The Bishop Court relied on Ragan v. Columbia Mutual Ins. Co., 701 N.E.2d 493 (1998), which had held that ERISA does not preempt the common fund doctrine. Finding nothing in the case before it that would call Scholtens into question either substantively or on the facts, the Court applied Scholtens. The Court emphasized that ERISA does not preempt the doctrine because the claim for attorney's fees arises independently of both the benefit plan and the subrogation agreement. Bishop, 764 N.E.2d at 31. See Mackey v. Lanier Collection Agency & Svc. Inc., 486 U.S. 825, 833 n.8 (1988)(noting in dicta that common fund claims for attorney's fees are not preempted by ERISA). Furthermore, because of its independent nature, a common fund claim for attorney's fees is not governed by the terms of the plan. Bishop, 764 N.E.2d at 34.
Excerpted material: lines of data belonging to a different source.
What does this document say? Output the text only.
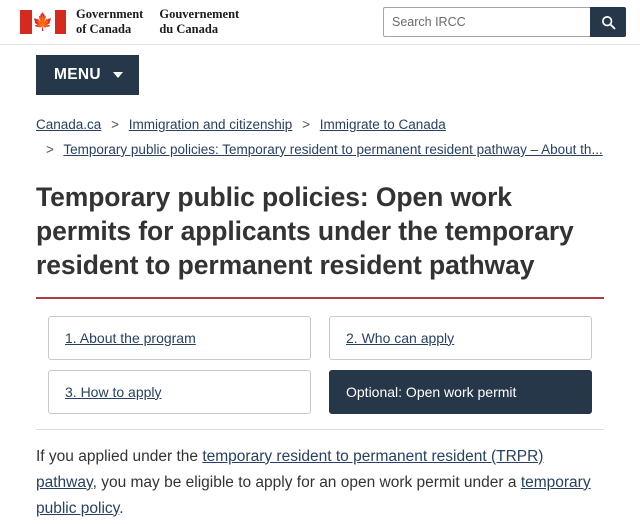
🍁 Government
of Canada
Gouvernement
du Canada
Search IRCC
MENU
Canada.ca > Immigration and citizenship > Immigrate to Canada
> Temporary public policies: Temporary resident to permanent resident pathway – About th...
Temporary public policies: Open work permits for applicants under the temporary resident to permanent resident pathway
1. About the program	2. Who can apply
3. How to apply	Optional: Open work permit

If you applied under the temporary resident to permanent resident (TRPR) pathway, you may be eligible to apply for an open work permit under a temporary public policy.
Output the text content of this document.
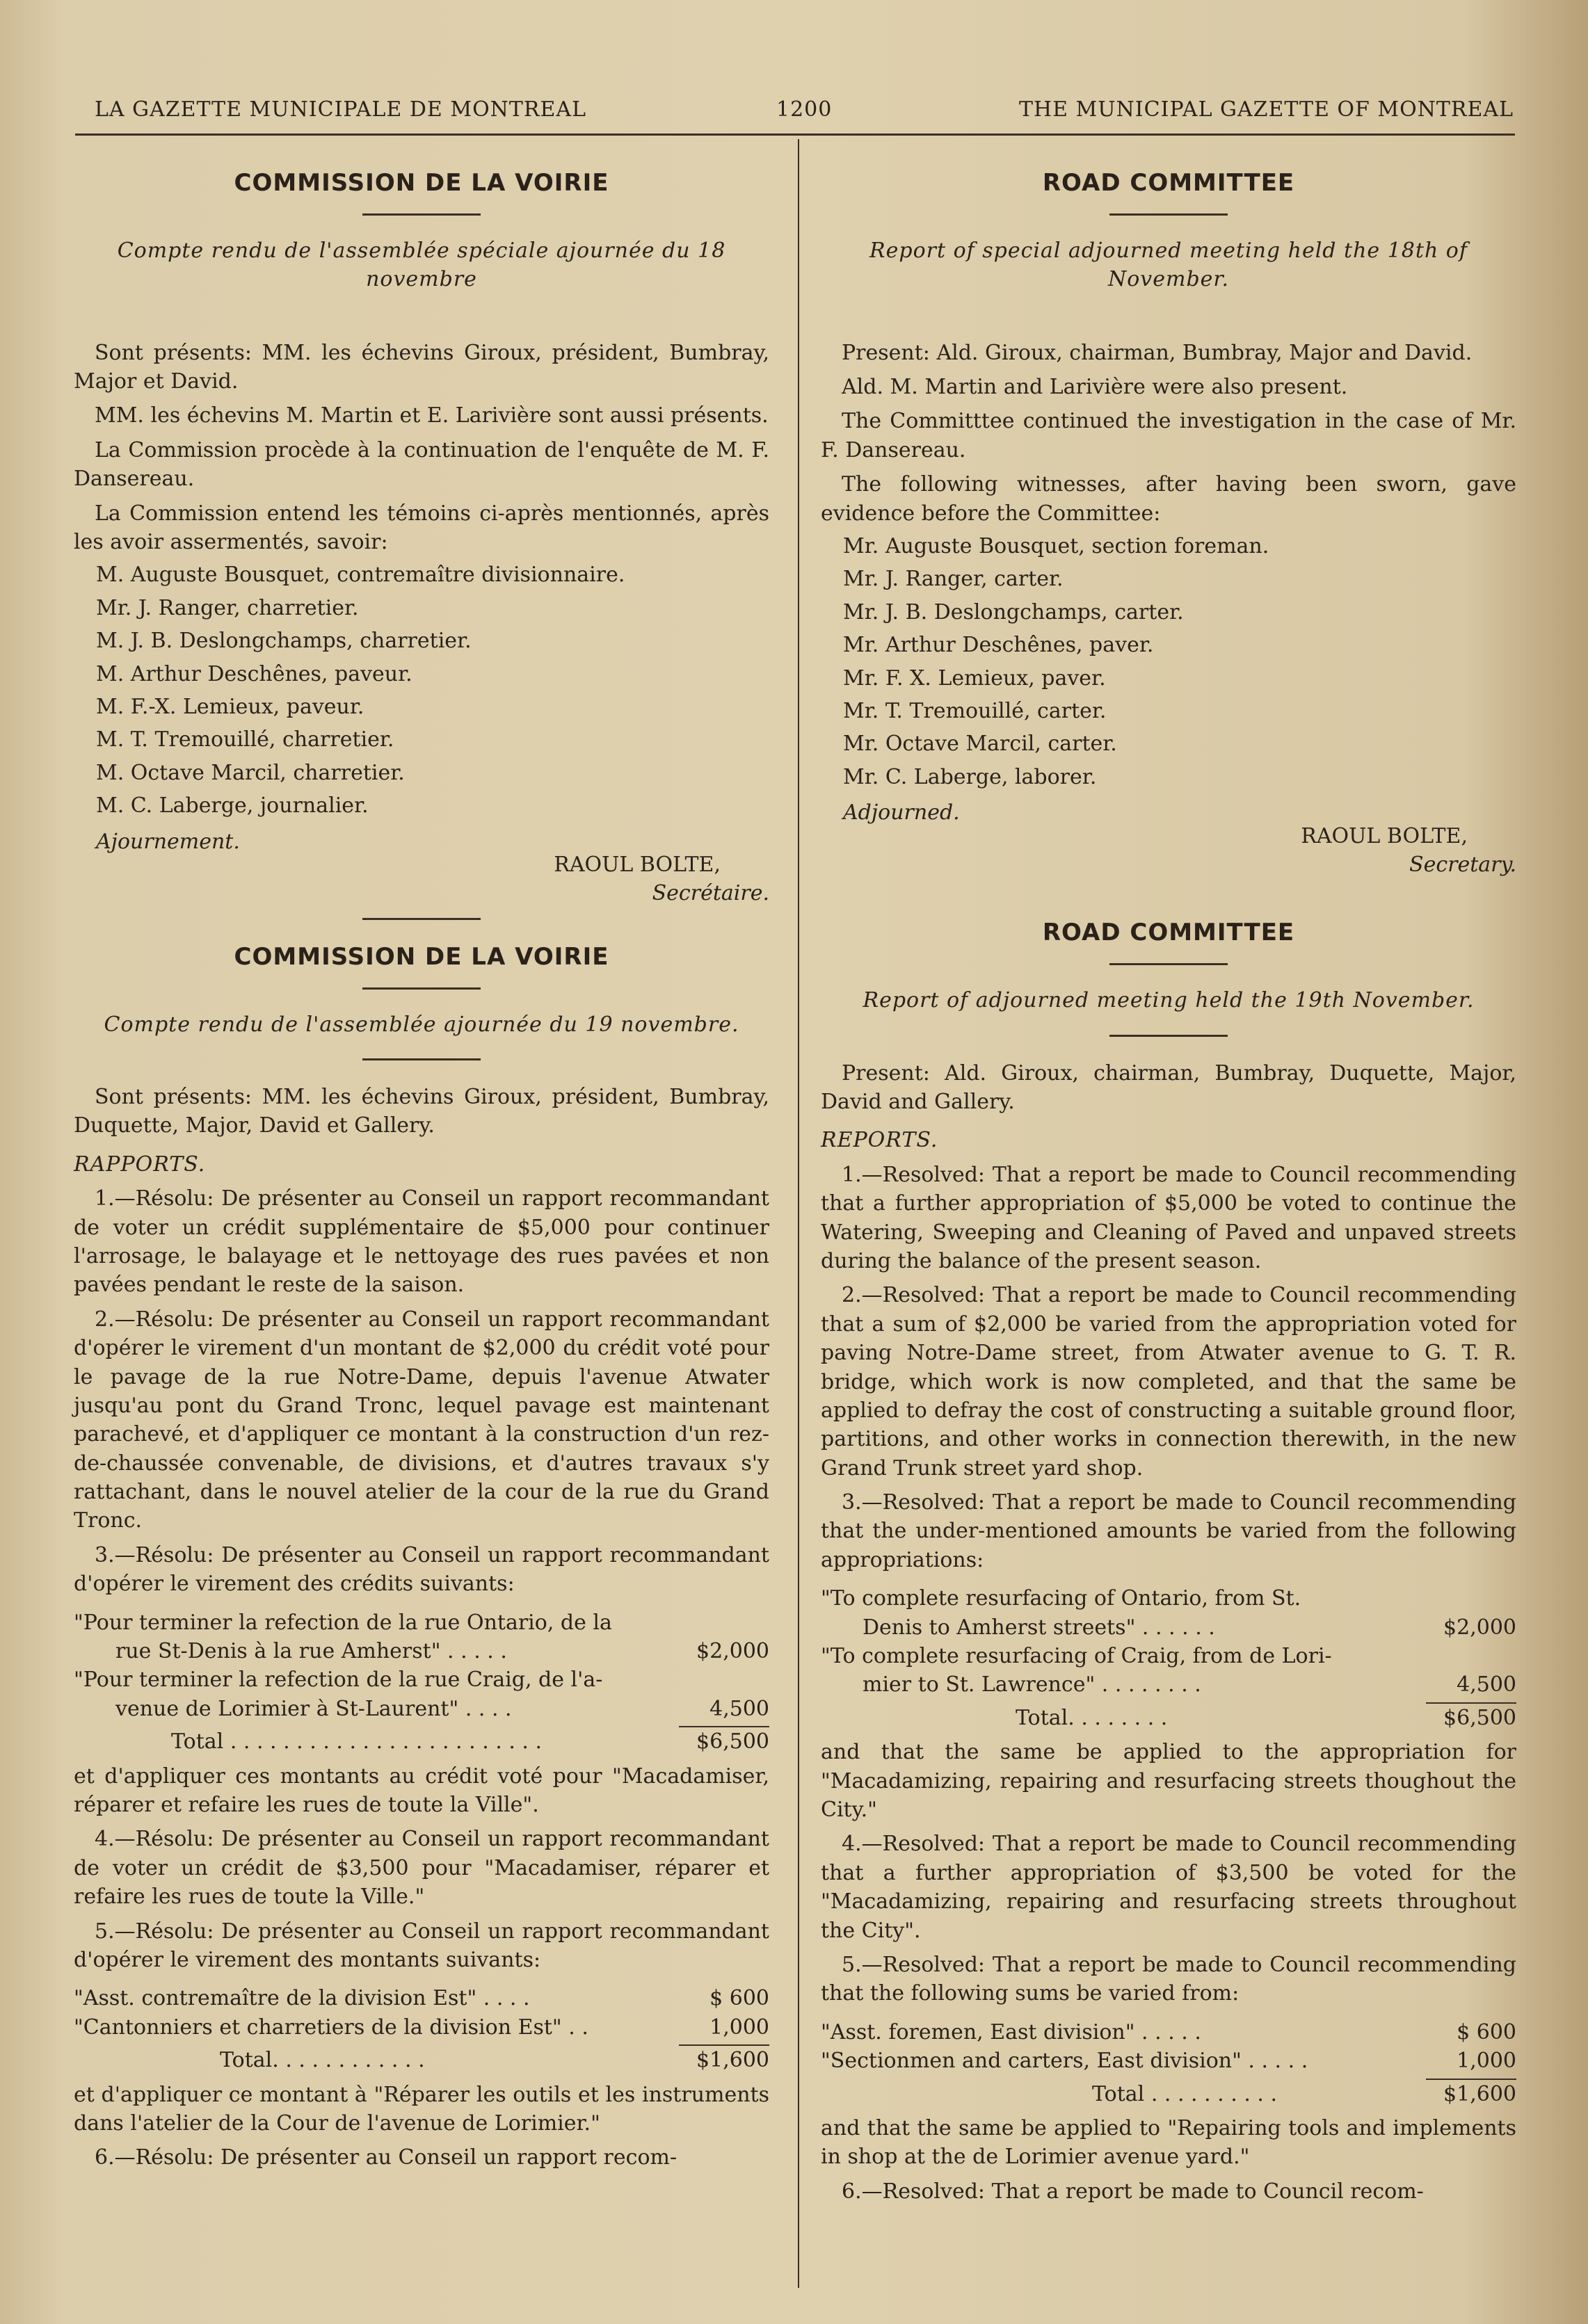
LA GAZETTE MUNICIPALE DE MONTREAL	1200	THE MUNICIPAL GAZETTE OF MONTREAL
COMMISSION DE LA VOIRIE
Compte rendu de l'assemblée spéciale ajournée du 18
novembre
Sont présents: MM. les échevins Giroux, président, Bumbray, Major et David.
MM. les échevins M. Martin et E. Larivière sont aussi présents.
La Commission procède à la continuation de l'enquête de M. F. Dansereau.
La Commission entend les témoins ci-après mentionnés, après les avoir assermentés, savoir:
M. Auguste Bousquet, contremaître divisionnaire.
Mr. J. Ranger, charretier.
M. J. B. Deslongchamps, charretier.
M. Arthur Deschênes, paveur.
M. F.-X. Lemieux, paveur.
M. T. Tremouillé, charretier.
M. Octave Marcil, charretier.
M. C. Laberge, journalier.
Ajournement.
RAOUL BOLTE,
Secrétaire.
COMMISSION DE LA VOIRIE
Compte rendu de l'assemblée ajournée du 19 novembre.
Sont présents: MM. les échevins Giroux, président, Bumbray, Duquette, Major, David et Gallery.
RAPPORTS.
1.—Résolu: De présenter au Conseil un rapport recommandant de voter un crédit supplémentaire de $5,000 pour continuer l'arrosage, le balayage et le nettoyage des rues pavées et non pavées pendant le reste de la saison.
2.—Résolu: De présenter au Conseil un rapport recommandant d'opérer le virement d'un montant de $2,000 du crédit voté pour le pavage de la rue Notre-Dame, depuis l'avenue Atwater jusqu'au pont du Grand Tronc, lequel pavage est maintenant parachevé, et d'appliquer ce montant à la construction d'un rez-de-chaussée convenable, de divisions, et d'autres travaux s'y rattachant, dans le nouvel atelier de la cour de la rue du Grand Tronc.
3.—Résolu: De présenter au Conseil un rapport recommandant d'opérer le virement des crédits suivants:
"Pour terminer la refection de la rue Ontario, de la
rue St-Denis à la rue Amherst" . . . . .	$2,000
"Pour terminer la refection de la rue Craig, de l'a-
venue de Lorimier à St-Laurent" . . . .	4,500
Total . . . . . . . . . . . . . . . . . . . . . . . .	$6,500
et d'appliquer ces montants au crédit voté pour "Macadamiser, réparer et refaire les rues de toute la Ville".
4.—Résolu: De présenter au Conseil un rapport recommandant de voter un crédit de $3,500 pour "Macadamiser, réparer et refaire les rues de toute la Ville."
5.—Résolu: De présenter au Conseil un rapport recommandant d'opérer le virement des montants suivants:
"Asst. contremaître de la division Est" . . . .	$ 600
"Cantonniers et charretiers de la division Est" . .	1,000
Total. . . . . . . . . . . .	$1,600
et d'appliquer ce montant à "Réparer les outils et les instruments dans l'atelier de la Cour de l'avenue de Lorimier."
6.—Résolu: De présenter au Conseil un rapport recom-
ROAD COMMITTEE
Report of special adjourned meeting held the 18th of
November.
Present: Ald. Giroux, chairman, Bumbray, Major and David.
Ald. M. Martin and Larivière were also present.
The Committtee continued the investigation in the case of Mr. F. Dansereau.
The following witnesses, after having been sworn, gave evidence before the Committee:
Mr. Auguste Bousquet, section foreman.
Mr. J. Ranger, carter.
Mr. J. B. Deslongchamps, carter.
Mr. Arthur Deschênes, paver.
Mr. F. X. Lemieux, paver.
Mr. T. Tremouillé, carter.
Mr. Octave Marcil, carter.
Mr. C. Laberge, laborer.
Adjourned.
RAOUL BOLTE,
Secretary.
ROAD COMMITTEE
Report of adjourned meeting held the 19th November.
Present: Ald. Giroux, chairman, Bumbray, Duquette, Major, David and Gallery.
REPORTS.
1.—Resolved: That a report be made to Council recommending that a further appropriation of $5,000 be voted to continue the Watering, Sweeping and Cleaning of Paved and unpaved streets during the balance of the present season.
2.—Resolved: That a report be made to Council recommending that a sum of $2,000 be varied from the appropriation voted for paving Notre-Dame street, from Atwater avenue to G. T. R. bridge, which work is now completed, and that the same be applied to defray the cost of constructing a suitable ground floor, partitions, and other works in connection therewith, in the new Grand Trunk street yard shop.
3.—Resolved: That a report be made to Council recommending that the under-mentioned amounts be varied from the following appropriations:
"To complete resurfacing of Ontario, from St.
Denis to Amherst streets" . . . . . .	$2,000
"To complete resurfacing of Craig, from de Lori-
mier to St. Lawrence" . . . . . . . .	4,500
Total. . . . . . . .	$6,500
and that the same be applied to the appropriation for "Macadamizing, repairing and resurfacing streets thoughout the City."
4.—Resolved: That a report be made to Council recommending that a further appropriation of $3,500 be voted for the "Macadamizing, repairing and resurfacing streets throughout the City".
5.—Resolved: That a report be made to Council recommending that the following sums be varied from:
"Asst. foremen, East division" . . . . .	$ 600
"Sectionmen and carters, East division" . . . . .	1,000
Total . . . . . . . . . .	$1,600
and that the same be applied to "Repairing tools and implements in shop at the de Lorimier avenue yard."
6.—Resolved: That a report be made to Council recom-
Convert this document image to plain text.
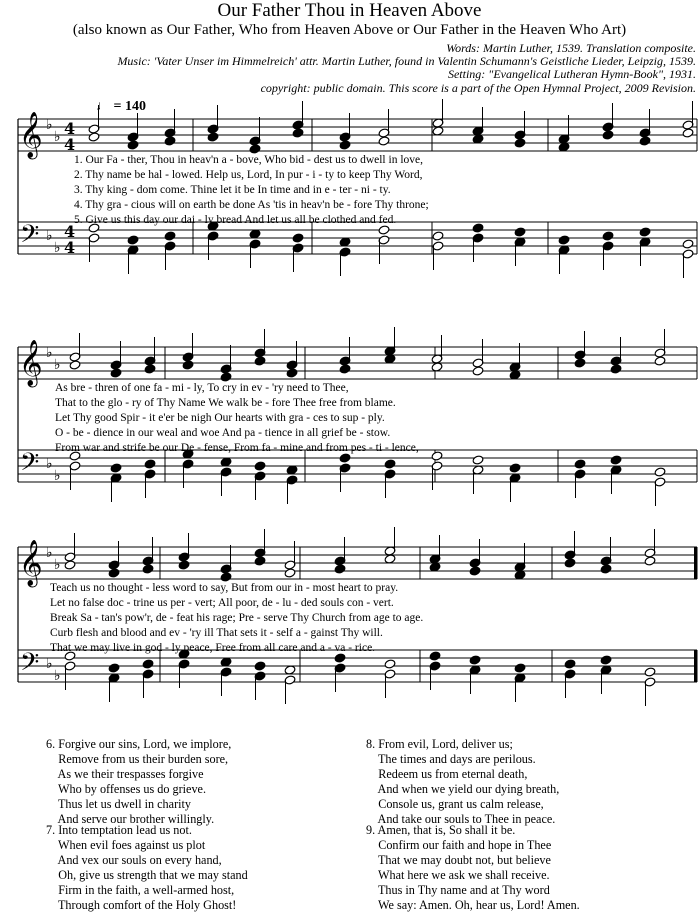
Our Father Thou in Heaven Above
(also known as Our Father, Who from Heaven Above or Our Father in the Heaven Who Art)
Words: Martin Luther, 1539. Translation composite.
Music: 'Vater Unser im Himmelreich' attr. Martin Luther, found in Valentin Schumann's Geistliche Lieder, Leipzig, 1539.
Setting: "Evangelical Lutheran Hymn-Book", 1931.
copyright: public domain. This score is a part of the Open Hymnal Project, 2009 Revision.
♩ = 140
𝄞 ♭
♭ 4
4
𝄢 ♭
♭
4
4
𝄞 ♭
♭
𝄢 ♭
♭
𝄞 ♭
♭
𝄢 ♭
♭
1. Our Fa - ther, Thou in heav'n a - bove, Who bid - dest us to dwell in love,
2. Thy name be hal - lowed. Help us, Lord, In pur - i - ty to keep Thy Word,
3. Thy king - dom come. Thine let it be In time and in e - ter - ni - ty.
4. Thy gra - cious will on earth be done As 'tis in heav'n be - fore Thy throne;
5. Give us this day our dai - ly bread And let us all be clothed and fed.
As bre - thren of one fa - mi - ly, To cry in ev - 'ry need to Thee,
That to the glo - ry of Thy Name We walk be - fore Thee free from blame.
Let Thy good Spir - it e'er be nigh Our hearts with gra - ces to sup - ply.
O - be - dience in our weal and woe And pa - tience in all grief be - stow.
From war and strife be our De - fense, From fa - mine and from pes - ti - lence,
Teach us no thought - less word to say, But from our in - most heart to pray.
Let no false doc - trine us per - vert; All poor, de - lu - ded souls con - vert.
Break Sa - tan's pow'r, de - feat his rage; Pre - serve Thy Church from age to age.
Curb flesh and blood and ev - 'ry ill That sets it - self a - gainst Thy will.
That we may live in god - ly peace, Free from all care and a - va - rice.
6. Forgive our sins, Lord, we implore,
Remove from us their burden sore,
As we their trespasses forgive
Who by offenses us do grieve.
Thus let us dwell in charity
And serve our brother willingly.
7. Into temptation lead us not.
When evil foes against us plot
And vex our souls on every hand,
Oh, give us strength that we may stand
Firm in the faith, a well-armed host,
Through comfort of the Holy Ghost!
8. From evil, Lord, deliver us;
The times and days are perilous.
Redeem us from eternal death,
And when we yield our dying breath,
Console us, grant us calm release,
And take our souls to Thee in peace.
9. Amen, that is, So shall it be.
Confirm our faith and hope in Thee
That we may doubt not, but believe
What here we ask we shall receive.
Thus in Thy name and at Thy word
We say: Amen. Oh, hear us, Lord! Amen.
A few months ago, the Illinois Court of Appeals for the Fifth District decided Howell v. Dunaway, 924 N.E.2d 1190 (Ill.App.2010). The Howell Court found that, in Bishop, the Supreme Court had expanded the common fund doctrine from its expression in Maynard, shifting the focus from the relationship between the parties to the "real question" of "whether the claimant had benefitted from the lawsuit without contributing to its costs, thereby becoming unjustly enriched." Id. at 1195. The Howell Court pointed out that the relationship between a plaintiff and a hospital/lienholder is much more like a subrogor/subrogee relationship "than the court in Maynard recognized." Id..

With all due respect to the Howell Court, the Supreme Court of Illinois has spoken, clearly and unambiguously: the common fund doctrine does not apply to hospital liens. Moreover, I do not believe that the Supreme Court will adopt the reasoning used by the Fifth Circuit in Howell. The "shift in focus" noted by the Howell Court is not nearly as pervasive as that Court would have it. In Bishop, the Supreme Court emphasized the centrality of the nature of the relationship between the parties, emphasizing that the quasi-contractual right to payment of fees was independent of and irrelevant to the contractual relationship between the health care plan and the beneficiary. 764 N.E.2d at 31. It was only in the context of those relationships that the Court reached its decision that ERISA did not preempt the common fund doctrine as it applies to attorney's fees claims. Bishop demonstrates with some force that the nature of the relationship between the parties remains crucial in deciding whether the common fund doctrine applies. There is nothing in that opinion to suggest that a reconsideration of Maynard is forthcoming.

Other than the Howell challenge to the lien, Plaintiff has raised no other significant issue. I conclude that Maynard applies, and under Maynard, the lien asserted by OSF is not subject to the common fund doctrine.

The OSF lien is therefore to be paid in full. The Petition by OSF is allowed.